NuMojo is a library for numerical computing in Mojo 🔥 similar to numpy in Python.
Apache License 2.0
69 stars 13 forks source link

Make dimension of an ndarray a parameter and known at compile time #58

Open forFudan opened 1 month ago

forFudan commented 1 month ago

Current situation

Currently, the dimension of the ndarray is inferred from the shape at the run time. This would lead to extra cost.

Proposal

As the dimension is known at initialisation, it might be nice to make ndim a parameter and known at compile time. Example:

var NDArray[2, DType.float64](1000, 1000, random=True)  # Creating a 1000x1000 2-D array (matrix)

Additional benefits

Making dimension a parameter at compile time may have additional benefits. For example, we can define alias to NDArrays more easily.

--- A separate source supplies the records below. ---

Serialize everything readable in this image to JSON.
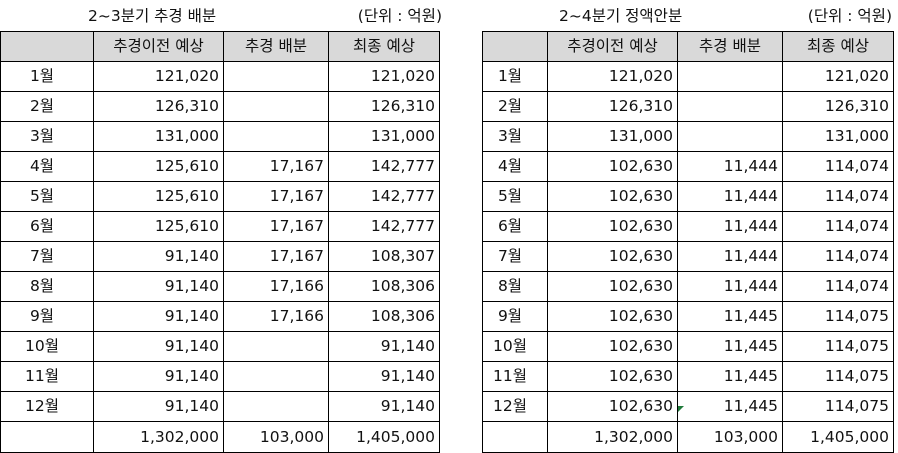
{
  "left": {
    "title": "2~3분기 추경 배분",
    "unit": "(단위 : 억원)",
    "headers": [
      "",
      "추경이전 예상",
      "추경 배분",
      "최종 예상"
    ],
    "rows": [
      [
        "1월",
        "121,020",
        "",
        "121,020"
      ],
      [
        "2월",
        "126,310",
        "",
        "126,310"
      ],
      [
        "3월",
        "131,000",
        "",
        "131,000"
      ],
      [
        "4월",
        "125,610",
        "17,167",
        "142,777"
      ],
      [
        "5월",
        "125,610",
        "17,167",
        "142,777"
      ],
      [
        "6월",
        "125,610",
        "17,167",
        "142,777"
      ],
      [
        "7월",
        "91,140",
        "17,167",
        "108,307"
      ],
      [
        "8월",
        "91,140",
        "17,166",
        "108,306"
      ],
      [
        "9월",
        "91,140",
        "17,166",
        "108,306"
      ],
      [
        "10월",
        "91,140",
        "",
        "91,140"
      ],
      [
        "11월",
        "91,140",
        "",
        "91,140"
      ],
      [
        "12월",
        "91,140",
        "",
        "91,140"
      ]
    ],
    "total": [
      "",
      "1,302,000",
      "103,000",
      "1,405,000"
    ]
  },
  "right": {
    "title": "2~4분기 정액안분",
    "unit": "(단위 : 억원)",
    "headers": [
      "",
      "추경이전 예상",
      "추경 배분",
      "최종 예상"
    ],
    "rows": [
      [
        "1월",
        "121,020",
        "",
        "121,020"
      ],
      [
        "2월",
        "126,310",
        "",
        "126,310"
      ],
      [
        "3월",
        "131,000",
        "",
        "131,000"
      ],
      [
        "4월",
        "102,630",
        "11,444",
        "114,074"
      ],
      [
        "5월",
        "102,630",
        "11,444",
        "114,074"
      ],
      [
        "6월",
        "102,630",
        "11,444",
        "114,074"
      ],
      [
        "7월",
        "102,630",
        "11,444",
        "114,074"
      ],
      [
        "8월",
        "102,630",
        "11,444",
        "114,074"
      ],
      [
        "9월",
        "102,630",
        "11,445",
        "114,075"
      ],
      [
        "10월",
        "102,630",
        "11,445",
        "114,075"
      ],
      [
        "11월",
        "102,630",
        "11,445",
        "114,075"
      ],
      [
        "12월",
        "102,630",
        "11,445",
        "114,075"
      ]
    ],
    "total": [
      "",
      "1,302,000",
      "103,000",
      "1,405,000"
    ]
  }
}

alias Vector = NDArray[1, _]
alias Matrix = NDArray[2, _]
MadAlex1997 commented 1 month ago

That would make NDArray[1,_] and NDArray[2,_] not the same type and add a requirement for casting rules between differently ranked arrays. A good example of this is that a linear-arranged array from 0 to 100 (100) would be a different type than after that array has been reshaped into a square (10x10). Also, there are a good number of operations that need to be able to take arguments of different ranks and then return an array that is not the same rank as the first two.

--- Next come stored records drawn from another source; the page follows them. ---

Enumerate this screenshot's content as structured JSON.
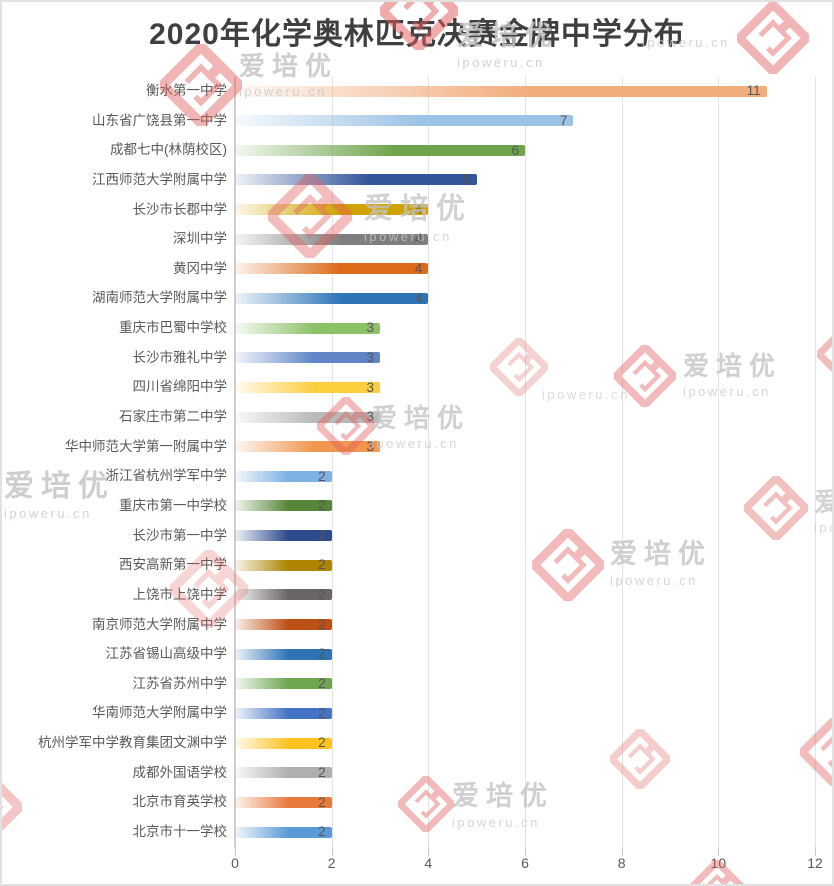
{
  "title": {
    "text": "2020年化学奥林匹克决赛金牌中学分布"
  },
  "watermark": {
    "brand": "爱培优",
    "domain": "ipoweru.cn",
    "diamond_color": "#e25c5c",
    "text_color": "#c3c3c3"
  },
  "chart_data": {
    "type": "bar",
    "orientation": "horizontal",
    "title": "2020年化学奥林匹克决赛金牌中学分布",
    "categories": [
      "衡水第一中学",
      "山东省广饶县第一中学",
      "成都七中(林荫校区)",
      "江西师范大学附属中学",
      "长沙市长郡中学",
      "深圳中学",
      "黄冈中学",
      "湖南师范大学附属中学",
      "重庆市巴蜀中学校",
      "长沙市雅礼中学",
      "四川省绵阳中学",
      "石家庄市第二中学",
      "华中师范大学第一附属中学",
      "浙江省杭州学军中学",
      "重庆市第一中学校",
      "长沙市第一中学",
      "西安高新第一中学",
      "上饶市上饶中学",
      "南京师范大学附属中学",
      "江苏省锡山高级中学",
      "江苏省苏州中学",
      "华南师范大学附属中学",
      "杭州学军中学教育集团文渊中学",
      "成都外国语学校",
      "北京市育英学校",
      "北京市十一学校"
    ],
    "values": [
      11,
      7,
      6,
      5,
      4,
      4,
      4,
      4,
      3,
      3,
      3,
      3,
      3,
      2,
      2,
      2,
      2,
      2,
      2,
      2,
      2,
      2,
      2,
      2,
      2,
      2
    ],
    "bar_colors": [
      "#F2AD7D",
      "#9CC2E5",
      "#6FA44C",
      "#33569B",
      "#D0A300",
      "#7F7F7F",
      "#DC6A18",
      "#2E75B6",
      "#8CC168",
      "#5F85C7",
      "#FBCE3E",
      "#B9B9B9",
      "#F0964F",
      "#7EB1E4",
      "#57863A",
      "#2D4A8C",
      "#AD8400",
      "#6B6565",
      "#BC4F14",
      "#2E74B5",
      "#6EA64F",
      "#4472C4",
      "#FEC321",
      "#AFAFAF",
      "#E87A3D",
      "#5B9BD5"
    ],
    "xlabel": "",
    "ylabel": "",
    "xlim": [
      0,
      12
    ],
    "x_ticks": [
      0,
      2,
      4,
      6,
      8,
      10,
      12
    ],
    "x_tick_labels": [
      "0",
      "2",
      "4",
      "6",
      "8",
      "10",
      "12"
    ],
    "grid": true,
    "legend": "none",
    "value_label_position": "inside-right",
    "axis_text_color": "#595959",
    "gridline_color": "#e3e3e3",
    "title_color": "#3f3f3f"
  }
}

We want NDArray to be as easy to use as is reasonable to still get the benefits from Mojo. I feel that the better optimization would be to build a Statically Dimensioned/Shaped array separate from NDArray, and allow NDArray to be more dynamic. A statically dimensioned/shaped array will require more skill and math knowledge to use correctly but it would do much of its work at compile time. Once Modular adds field declarations to traits we could have a trait that our array types conform to that would allow the parts of the library where the rank doesn't matter to work the same for both, and then write overloads where the difference would be meaningful (statically shaped array matmul would probably be way faster).

Either way, it feels like something we want pre-v1.0 but not necessarily something we want to do in the next few months.

forFudan commented 1 month ago

A good example of this is that a linear-arranged array from 0 to 100 (100) would be a different type than after that array has been reshaped into a square (10x10). Also, there are a good number of operations that need to be able to take arguments of different ranks and then return an array that is not the same rank as the first two.

I fully agree. This is a good example of the limitation of the ndim parameter.

I feel that the better optimization would be to build a Statically Dimensioned/Shaped array separate from NDArray, and allow NDArray to be more dynamic.

Yes, that seems to be a better way. We can even define a ArrayLike trait in future so that functions can be applied on NDArray, Vector, and Matrix.

shivasankarka commented 3 weeks ago

I agree that we should have NDArray and something like StaticNDArray should be separate to make NuMojo more accessible for anyone, this can also be a standout feature. Although it is not important for v0.2, We can start porting things slowly and release once we feel it's good enough. I will make an initial version and create a branch.